As can be seen from the code, first the parameters n _i and C _i were obtained from the files, which were transformed from HEX-format into whole large numbers. Then the Chinese theorem on residuals was implemented and, finally, the cube root was extracted to obtain the desired message.



key = bff149a0b87f5b0e00d9dd364e9ddaa0



The received message contains the key, the task is completed!

Finally

In continuation of the NeoQUEST assignments of past years, where participants were required to find an error in the implementation of the RSA scheme or to carry out a module decomposition attack (parse the task here ), implement Wiener 's attack, a Hustad attack was chosen that was not based on factoring.

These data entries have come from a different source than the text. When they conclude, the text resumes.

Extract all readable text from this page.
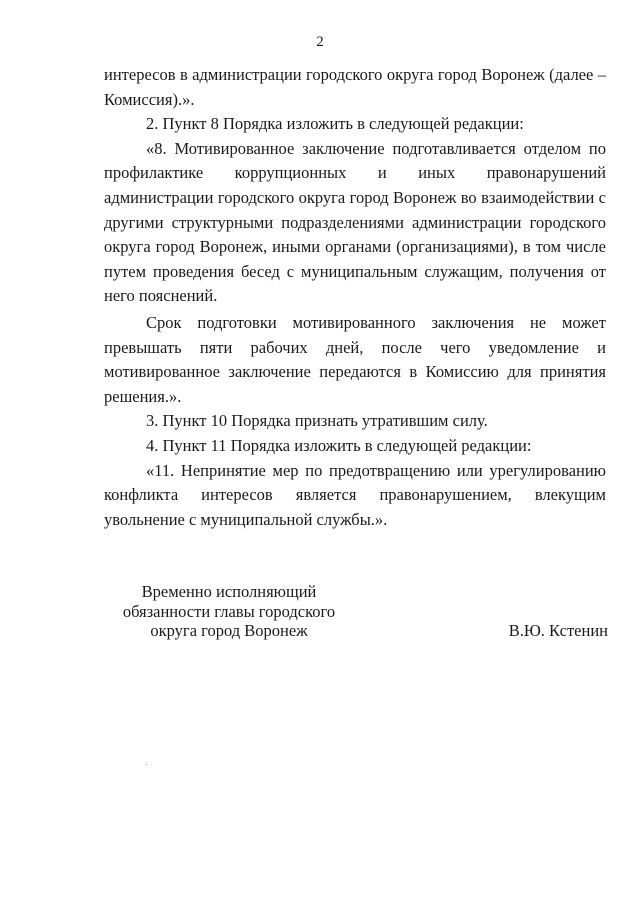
2

интересов в администрации городского округа город Воронеж (далее – Комиссия).».

2. Пункт 8 Порядка изложить в следующей редакции:

«8. Мотивированное заключение подготавливается отделом по профилактике коррупционных и иных правонарушений администрации городского округа город Воронеж во взаимодействии с другими структурными подразделениями администрации городского округа город Воронеж, иными органами (организациями), в том числе путем проведения бесед с муниципальным служащим, получения от него пояснений.

Срок подготовки мотивированного заключения не может превышать пяти рабочих дней, после чего уведомление и мотивированное заключение передаются в Комиссию для принятия решения.».

3. Пункт 10 Порядка признать утратившим силу.

4. Пункт 11 Порядка изложить в следующей редакции:

«11. Непринятие мер по предотвращению или урегулированию конфликта интересов является правонарушением, влекущим увольнение с муниципальной службы.».

Временно исполняющий
обязанности главы городского
округа город Воронеж	В.Ю. Кстенин
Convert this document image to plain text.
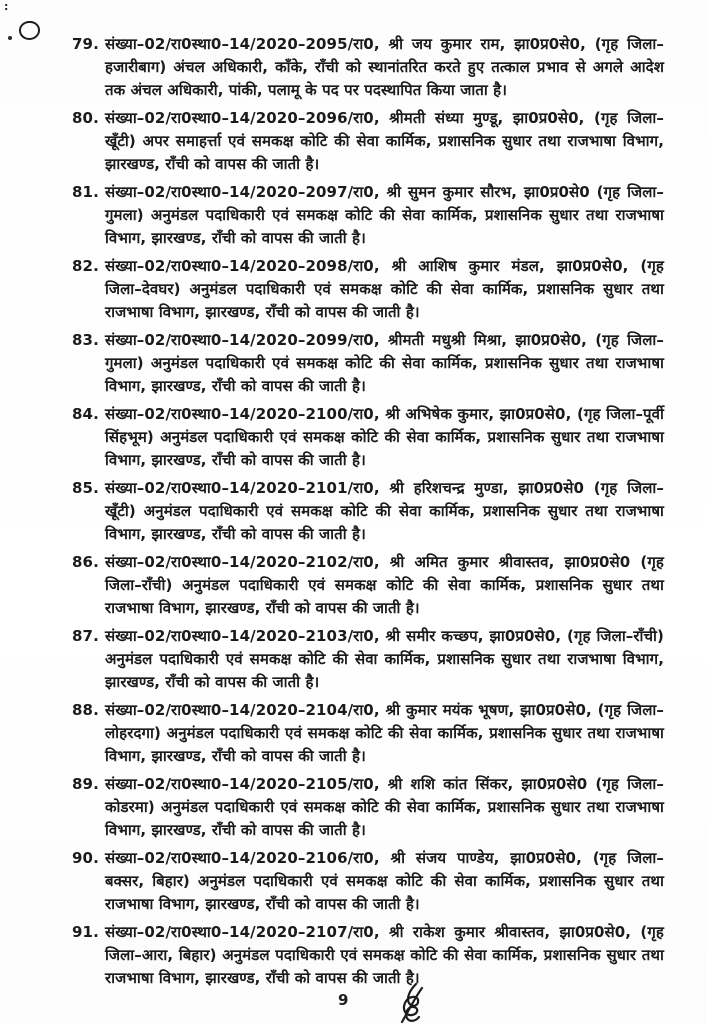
:
79. संख्या–02/रा0स्था0–14/2020–2095/रा0, श्री जय कुमार राम, झा0प्र0से0, (गृह जिला–हजारीबाग) अंचल अधिकारी, काँके, राँची को स्थानांतरित करते हुए तत्काल प्रभाव से अगले आदेश तक अंचल अधिकारी, पांकी, पलामू के पद पर पदस्थापित किया जाता है।
80. संख्या–02/रा0स्था0–14/2020–2096/रा0, श्रीमती संध्या मुण्डू, झा0प्र0से0, (गृह जिला–खूँटी) अपर समाहर्त्ता एवं समकक्ष कोटि की सेवा कार्मिक, प्रशासनिक सुधार तथा राजभाषा विभाग, झारखण्ड, राँची को वापस की जाती है।
81. संख्या–02/रा0स्था0–14/2020–2097/रा0, श्री सुमन कुमार सौरभ, झा0प्र0से0 (गृह जिला–गुमला) अनुमंडल पदाधिकारी एवं समकक्ष कोटि की सेवा कार्मिक, प्रशासनिक सुधार तथा राजभाषा विभाग, झारखण्ड, राँची को वापस की जाती है।
82. संख्या–02/रा0स्था0–14/2020–2098/रा0, श्री आशिष कुमार मंडल, झा0प्र0से0, (गृह जिला–देवघर) अनुमंडल पदाधिकारी एवं समकक्ष कोटि की सेवा कार्मिक, प्रशासनिक सुधार तथा राजभाषा विभाग, झारखण्ड, राँची को वापस की जाती है।
83. संख्या–02/रा0स्था0–14/2020–2099/रा0, श्रीमती मधुश्री मिश्रा, झा0प्र0से0, (गृह जिला–गुमला) अनुमंडल पदाधिकारी एवं समकक्ष कोटि की सेवा कार्मिक, प्रशासनिक सुधार तथा राजभाषा विभाग, झारखण्ड, राँची को वापस की जाती है।
84. संख्या–02/रा0स्था0–14/2020–2100/रा0, श्री अभिषेक कुमार, झा0प्र0से0, (गृह जिला–पूर्वी सिंहभूम) अनुमंडल पदाधिकारी एवं समकक्ष कोटि की सेवा कार्मिक, प्रशासनिक सुधार तथा राजभाषा विभाग, झारखण्ड, राँची को वापस की जाती है।
85. संख्या–02/रा0स्था0–14/2020–2101/रा0, श्री हरिशचन्द्र मुण्डा, झा0प्र0से0 (गृह जिला–खूँटी) अनुमंडल पदाधिकारी एवं समकक्ष कोटि की सेवा कार्मिक, प्रशासनिक सुधार तथा राजभाषा विभाग, झारखण्ड, राँची को वापस की जाती है।
86. संख्या–02/रा0स्था0–14/2020–2102/रा0, श्री अमित कुमार श्रीवास्तव, झा0प्र0से0 (गृह जिला–राँची) अनुमंडल पदाधिकारी एवं समकक्ष कोटि की सेवा कार्मिक, प्रशासनिक सुधार तथा राजभाषा विभाग, झारखण्ड, राँची को वापस की जाती है।
87. संख्या–02/रा0स्था0–14/2020–2103/रा0, श्री समीर कच्छप, झा0प्र0से0, (गृह जिला–राँची) अनुमंडल पदाधिकारी एवं समकक्ष कोटि की सेवा कार्मिक, प्रशासनिक सुधार तथा राजभाषा विभाग, झारखण्ड, राँची को वापस की जाती है।
88. संख्या–02/रा0स्था0–14/2020–2104/रा0, श्री कुमार मयंक भूषण, झा0प्र0से0, (गृह जिला–लोहरदगा) अनुमंडल पदाधिकारी एवं समकक्ष कोटि की सेवा कार्मिक, प्रशासनिक सुधार तथा राजभाषा विभाग, झारखण्ड, राँची को वापस की जाती है।
89. संख्या–02/रा0स्था0–14/2020–2105/रा0, श्री शशि कांत सिंकर, झा0प्र0से0 (गृह जिला–कोडरमा) अनुमंडल पदाधिकारी एवं समकक्ष कोटि की सेवा कार्मिक, प्रशासनिक सुधार तथा राजभाषा विभाग, झारखण्ड, राँची को वापस की जाती है।
90. संख्या–02/रा0स्था0–14/2020–2106/रा0, श्री संजय पाण्डेय, झा0प्र0से0, (गृह जिला–बक्सर, बिहार) अनुमंडल पदाधिकारी एवं समकक्ष कोटि की सेवा कार्मिक, प्रशासनिक सुधार तथा राजभाषा विभाग, झारखण्ड, राँची को वापस की जाती है।
91. संख्या–02/रा0स्था0–14/2020–2107/रा0, श्री राकेश कुमार श्रीवास्तव, झा0प्र0से0, (गृह जिला–आरा, बिहार) अनुमंडल पदाधिकारी एवं समकक्ष कोटि की सेवा कार्मिक, प्रशासनिक सुधार तथा राजभाषा विभाग, झारखण्ड, राँची को वापस की जाती है।
9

As the statistics of the appeal of the participants of the online stage NeoQUEST-2016 in support showed, the main problem for them was the incomprehensible formulation of the task and the hidden source data. However, the file format also baffled some of the participants.



The best participants of the online stage will meet very soon at the "confrontation" on July 7 in St. Petersburg! And we invite everyone - specialists of IB firms, hackers and geeks, applicants and students of IT-specialties - to have a great time listening to reports and participating in contests, while the participating guys are having tasks! Admission is free, you only need to register on the site . NeoQUEST is another reason to visit Peter this summer!